Bashir a promis de lutter contre la corruption, de rétablir l’ordre et de protéger la pléthore de minorités syriennes malgré les racines politiquement islamistes de la nouvelle administration.

La compagnie pétrolière nationale a reçu l’ordre de reprendre ses opérations dans les 24 heures suivant la prise de pouvoir par les rebelles et de continuer à envoyer de l’électricité aux provinces côtières non encore prises par les rebelles. Le personnel gouvernemental est revenu dans les ministères mardi et mercredi, et les écoles ont reçu l’ordre de rouvrir ce dimanche. Jeudi soir, veille du week-end en Syrie, la circulation a repris dans les rues alors que les restaurants et les parcs regorgeaient de monde.

“Malgré tout ce que nous avons perdu”, déclare Abu Mohammed, un habitant de 54 ans d’une banlieue pauvre de Damas, “nous sommes désormais libres”.


L’un des défis critiques il s’agit de reconstruire l’économie, en chute libre depuis plusieurs années. Plus de 90 pour cent des Syriens vivent désormais en dessous du seuil de pauvreté et la plupart des ménages du pays reçoivent moins de 6 heures d’électricité par jour. Les garde-manger sont souvent vides en raison de pénuries de biens essentiels, d’une inflation vertigineuse et de l’effondrement de la livre syrienne.
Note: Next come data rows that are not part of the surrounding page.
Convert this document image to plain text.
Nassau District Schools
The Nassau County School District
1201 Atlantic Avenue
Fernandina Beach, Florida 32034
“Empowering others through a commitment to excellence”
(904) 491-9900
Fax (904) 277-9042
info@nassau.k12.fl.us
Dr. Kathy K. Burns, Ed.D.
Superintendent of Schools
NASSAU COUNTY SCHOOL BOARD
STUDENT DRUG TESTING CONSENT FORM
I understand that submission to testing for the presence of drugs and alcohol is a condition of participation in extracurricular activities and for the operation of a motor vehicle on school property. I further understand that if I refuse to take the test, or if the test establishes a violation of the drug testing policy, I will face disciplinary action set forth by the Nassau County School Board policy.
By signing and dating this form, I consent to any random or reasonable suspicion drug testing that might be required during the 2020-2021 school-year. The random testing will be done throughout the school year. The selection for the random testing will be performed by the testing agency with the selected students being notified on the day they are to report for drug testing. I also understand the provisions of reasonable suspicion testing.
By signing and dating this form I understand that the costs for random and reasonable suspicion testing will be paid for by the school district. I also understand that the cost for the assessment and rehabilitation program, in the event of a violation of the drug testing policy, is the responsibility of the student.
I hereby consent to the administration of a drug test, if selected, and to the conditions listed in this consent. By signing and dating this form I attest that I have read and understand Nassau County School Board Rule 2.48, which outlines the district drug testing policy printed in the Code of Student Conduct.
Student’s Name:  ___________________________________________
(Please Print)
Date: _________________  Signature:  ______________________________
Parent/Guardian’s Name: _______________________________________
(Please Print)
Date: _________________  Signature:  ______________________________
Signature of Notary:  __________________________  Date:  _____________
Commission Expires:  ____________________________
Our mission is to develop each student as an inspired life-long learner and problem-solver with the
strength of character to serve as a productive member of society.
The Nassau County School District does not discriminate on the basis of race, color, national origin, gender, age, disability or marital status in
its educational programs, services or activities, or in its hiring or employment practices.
Plus de 80 pour cent des produits pétroliers du pays ont été importés d’Iran, qui a soutenu Assad pendant la guerre, a déclaré cette semaine le directeur adjoint de la compagnie pétrolière nationale, Mustafa Hasawiyeh, au FT. Même s’il y avait suffisamment de réserves pour un mois, dit-il, on ne savait pas exactement d’où proviendrait le carburant par la suite.

L’industrie manufacturière nationale a été gravement entravée, avec des usines détruites et des travailleurs envoyés à la guerre au cours de la décennie de conflit civil. Il faudra du temps pour relancer cette démarche : une grande partie du pays est encore en ruines ensanglantées, ses habitants hantés par les fantômes de leurs proches, tués ou disparus.

Le gouvernement d’Assad a saigné des liquidités pour financer les dépenses militaires, les salaires du secteur public et les biens subventionnés – ces deux derniers éléments essentiels du contrat social de base de l’État baasiste.

Graphique linéaire du PIB réel (1989 = 100) montrant le PIB syrien divisé par deux au cours de la décennie qui a suivi 2011

Lorsque les bienfaiteurs du régime, la Russie et l’Iran, sont venus réclamer des dettes de guerre en souffrance depuis longtemps, Assad a partagé une partie des ressources de l’État entre Moscou et Téhéran, y compris l’extraction des phosphates. D’autres dettes que son gouvernement n’a jamais remboursées, notamment envers Moscou, laissent HTS avec une montagne de dettes inconnue et un calcul géopolitique complexe quant à savoir qui rembourser et comment.

La famille régnante et ses acolytes privilégiés ont étendu leur domination sur l’État au crépuscule de la guerre civile, en menant des attaques « de type mafieux » contre l’élite des affaires pour s’enrichir les poches. Cela s’est avéré décisif dans l’érosion du soutien d’Assad parmi l’élite marchande.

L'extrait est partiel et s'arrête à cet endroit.